I received an email (two actually) from IB in which they announced that they won't charge inactivity fee starting from July 1st onward. I have one account with two account numbers and receive an email for each of these account numbers. They mention that the elimination relates to not only inactivity, but also if the account would not reach the minimum balance. As reason they state that this "aligns them with industry standards". Edit: see here: https://www.elitetrader.com/et/threads/ib-eliminates-inactivity-fees.360044/
Is the better fill quality somehow quantifiable? How much it matters also depends on the trading volume.
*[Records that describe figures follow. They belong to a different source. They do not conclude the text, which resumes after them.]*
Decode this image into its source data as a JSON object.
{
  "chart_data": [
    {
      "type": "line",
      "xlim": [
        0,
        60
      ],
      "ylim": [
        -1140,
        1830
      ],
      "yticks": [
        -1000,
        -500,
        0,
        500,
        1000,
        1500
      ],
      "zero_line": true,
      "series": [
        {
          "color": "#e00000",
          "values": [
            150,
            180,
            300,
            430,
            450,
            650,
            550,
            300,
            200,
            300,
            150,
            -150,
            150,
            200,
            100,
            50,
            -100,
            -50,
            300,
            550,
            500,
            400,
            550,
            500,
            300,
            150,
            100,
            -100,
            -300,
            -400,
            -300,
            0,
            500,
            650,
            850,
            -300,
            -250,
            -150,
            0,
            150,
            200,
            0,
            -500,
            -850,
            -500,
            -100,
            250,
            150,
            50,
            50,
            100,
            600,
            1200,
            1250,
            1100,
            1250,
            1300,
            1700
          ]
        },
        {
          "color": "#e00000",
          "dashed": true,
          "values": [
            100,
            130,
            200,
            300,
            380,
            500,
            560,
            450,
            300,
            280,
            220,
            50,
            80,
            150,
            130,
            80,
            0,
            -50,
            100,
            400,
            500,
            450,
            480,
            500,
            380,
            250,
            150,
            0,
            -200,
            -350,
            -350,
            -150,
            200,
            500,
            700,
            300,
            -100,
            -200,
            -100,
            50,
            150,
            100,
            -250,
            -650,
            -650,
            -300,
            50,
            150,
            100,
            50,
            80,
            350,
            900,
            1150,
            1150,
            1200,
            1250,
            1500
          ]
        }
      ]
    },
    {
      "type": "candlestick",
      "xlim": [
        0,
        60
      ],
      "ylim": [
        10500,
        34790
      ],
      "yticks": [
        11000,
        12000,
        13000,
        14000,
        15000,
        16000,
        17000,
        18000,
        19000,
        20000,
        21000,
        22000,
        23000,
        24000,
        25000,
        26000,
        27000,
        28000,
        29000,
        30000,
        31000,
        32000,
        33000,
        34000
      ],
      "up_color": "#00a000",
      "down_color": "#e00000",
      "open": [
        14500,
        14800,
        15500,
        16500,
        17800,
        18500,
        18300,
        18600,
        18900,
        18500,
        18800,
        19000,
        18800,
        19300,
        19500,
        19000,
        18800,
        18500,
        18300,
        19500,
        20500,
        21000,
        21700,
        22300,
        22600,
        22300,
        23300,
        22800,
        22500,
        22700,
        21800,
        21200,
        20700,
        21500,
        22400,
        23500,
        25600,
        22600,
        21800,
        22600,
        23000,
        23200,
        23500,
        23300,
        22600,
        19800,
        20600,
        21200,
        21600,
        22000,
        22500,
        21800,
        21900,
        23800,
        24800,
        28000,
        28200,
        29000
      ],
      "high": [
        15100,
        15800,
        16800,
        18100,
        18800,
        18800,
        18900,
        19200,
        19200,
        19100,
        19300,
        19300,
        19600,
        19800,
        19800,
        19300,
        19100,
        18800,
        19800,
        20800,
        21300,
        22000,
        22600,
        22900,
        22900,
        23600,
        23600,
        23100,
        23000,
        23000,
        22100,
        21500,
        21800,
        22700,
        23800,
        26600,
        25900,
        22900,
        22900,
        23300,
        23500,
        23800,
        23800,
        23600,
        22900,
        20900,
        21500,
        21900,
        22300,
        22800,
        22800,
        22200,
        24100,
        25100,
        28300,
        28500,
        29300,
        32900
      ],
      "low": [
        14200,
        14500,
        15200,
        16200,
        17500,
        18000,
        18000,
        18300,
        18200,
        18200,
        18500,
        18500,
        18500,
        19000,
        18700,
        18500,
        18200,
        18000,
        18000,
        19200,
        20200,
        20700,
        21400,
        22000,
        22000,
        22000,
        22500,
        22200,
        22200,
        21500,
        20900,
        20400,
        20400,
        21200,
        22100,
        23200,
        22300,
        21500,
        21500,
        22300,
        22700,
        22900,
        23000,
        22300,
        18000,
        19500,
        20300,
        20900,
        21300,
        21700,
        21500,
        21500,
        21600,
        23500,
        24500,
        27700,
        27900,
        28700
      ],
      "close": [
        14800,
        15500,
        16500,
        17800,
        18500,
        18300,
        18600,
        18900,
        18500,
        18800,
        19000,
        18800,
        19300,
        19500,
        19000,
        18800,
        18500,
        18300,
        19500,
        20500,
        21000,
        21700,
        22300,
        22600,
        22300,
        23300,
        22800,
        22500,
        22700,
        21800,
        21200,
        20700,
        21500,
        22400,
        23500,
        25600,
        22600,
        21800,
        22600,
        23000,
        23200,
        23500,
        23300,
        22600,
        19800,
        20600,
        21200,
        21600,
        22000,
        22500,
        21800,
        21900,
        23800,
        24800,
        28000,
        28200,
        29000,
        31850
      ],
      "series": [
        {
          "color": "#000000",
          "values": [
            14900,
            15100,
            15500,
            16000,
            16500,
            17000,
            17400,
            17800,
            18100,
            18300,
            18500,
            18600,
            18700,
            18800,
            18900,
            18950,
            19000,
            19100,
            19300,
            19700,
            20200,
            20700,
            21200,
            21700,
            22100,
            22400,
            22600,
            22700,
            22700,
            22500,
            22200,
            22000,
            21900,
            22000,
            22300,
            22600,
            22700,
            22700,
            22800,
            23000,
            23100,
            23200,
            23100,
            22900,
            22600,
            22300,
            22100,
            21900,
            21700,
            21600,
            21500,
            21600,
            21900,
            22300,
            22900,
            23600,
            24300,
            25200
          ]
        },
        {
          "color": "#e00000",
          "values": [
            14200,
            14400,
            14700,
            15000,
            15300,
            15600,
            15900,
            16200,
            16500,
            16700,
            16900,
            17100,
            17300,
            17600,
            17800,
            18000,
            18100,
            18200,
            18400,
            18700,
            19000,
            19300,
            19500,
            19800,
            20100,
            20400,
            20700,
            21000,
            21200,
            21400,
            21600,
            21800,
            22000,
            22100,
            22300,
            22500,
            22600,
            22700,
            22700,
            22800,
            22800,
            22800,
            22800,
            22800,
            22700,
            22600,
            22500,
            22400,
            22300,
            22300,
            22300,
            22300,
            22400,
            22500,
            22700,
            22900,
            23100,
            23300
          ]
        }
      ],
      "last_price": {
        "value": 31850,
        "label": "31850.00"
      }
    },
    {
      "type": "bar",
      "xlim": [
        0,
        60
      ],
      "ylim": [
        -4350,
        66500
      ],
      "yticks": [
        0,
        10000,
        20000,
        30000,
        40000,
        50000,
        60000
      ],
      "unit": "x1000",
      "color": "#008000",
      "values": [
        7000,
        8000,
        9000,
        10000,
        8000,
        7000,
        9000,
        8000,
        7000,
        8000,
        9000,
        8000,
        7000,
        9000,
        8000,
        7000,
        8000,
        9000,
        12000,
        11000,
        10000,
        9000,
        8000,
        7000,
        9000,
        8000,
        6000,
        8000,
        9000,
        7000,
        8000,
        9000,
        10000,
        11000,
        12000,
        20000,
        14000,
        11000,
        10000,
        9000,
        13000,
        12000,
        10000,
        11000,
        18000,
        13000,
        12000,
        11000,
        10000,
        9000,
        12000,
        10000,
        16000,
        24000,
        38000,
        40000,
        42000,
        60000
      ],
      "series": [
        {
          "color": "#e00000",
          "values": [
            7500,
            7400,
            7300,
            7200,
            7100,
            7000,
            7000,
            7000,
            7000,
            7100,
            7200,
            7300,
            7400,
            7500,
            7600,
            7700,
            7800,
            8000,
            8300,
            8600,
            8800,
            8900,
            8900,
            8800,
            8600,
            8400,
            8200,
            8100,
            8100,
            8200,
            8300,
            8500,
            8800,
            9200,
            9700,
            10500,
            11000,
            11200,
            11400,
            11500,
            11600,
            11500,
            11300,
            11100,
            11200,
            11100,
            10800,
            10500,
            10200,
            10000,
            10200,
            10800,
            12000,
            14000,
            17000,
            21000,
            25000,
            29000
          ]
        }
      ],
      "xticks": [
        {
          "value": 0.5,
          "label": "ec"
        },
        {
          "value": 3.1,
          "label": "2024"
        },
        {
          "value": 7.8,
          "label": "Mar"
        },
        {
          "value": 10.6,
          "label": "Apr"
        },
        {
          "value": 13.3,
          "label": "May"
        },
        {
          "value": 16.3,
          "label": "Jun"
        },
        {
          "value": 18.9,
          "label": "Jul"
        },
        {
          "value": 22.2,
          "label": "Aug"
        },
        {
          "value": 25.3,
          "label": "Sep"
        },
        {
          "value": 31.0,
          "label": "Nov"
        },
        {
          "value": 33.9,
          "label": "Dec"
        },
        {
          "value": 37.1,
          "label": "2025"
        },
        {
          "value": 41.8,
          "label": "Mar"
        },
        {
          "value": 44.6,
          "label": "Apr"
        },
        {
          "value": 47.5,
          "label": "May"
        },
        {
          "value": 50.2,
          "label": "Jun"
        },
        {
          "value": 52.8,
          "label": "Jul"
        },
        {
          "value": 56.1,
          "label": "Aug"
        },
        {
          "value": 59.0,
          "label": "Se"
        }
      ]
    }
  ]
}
I'm a big IB fan, but there are 2 things that for more passive investment (not trading) accounts can cost by magnitudes more than commissions or fill quality: 1. They don't apply tax treaties for dividend withholding on international stocks, in most cases; 2. They are much more aggressive lending stocks bought on margin, resulting in higher tax rates. They also don't reimburse the customer when they lend shares in taxable accounts, something that Fidelity, Schwab, and others do. I had to move assets into another account because they were lending out my municipal bond ETFs, which makes the tax-free dividends taxable which defeats their purpose.
That tax quirck only affect their US clients. Most jurisdictions don't tax dividends differently if the shares are lent out. USA is the exception.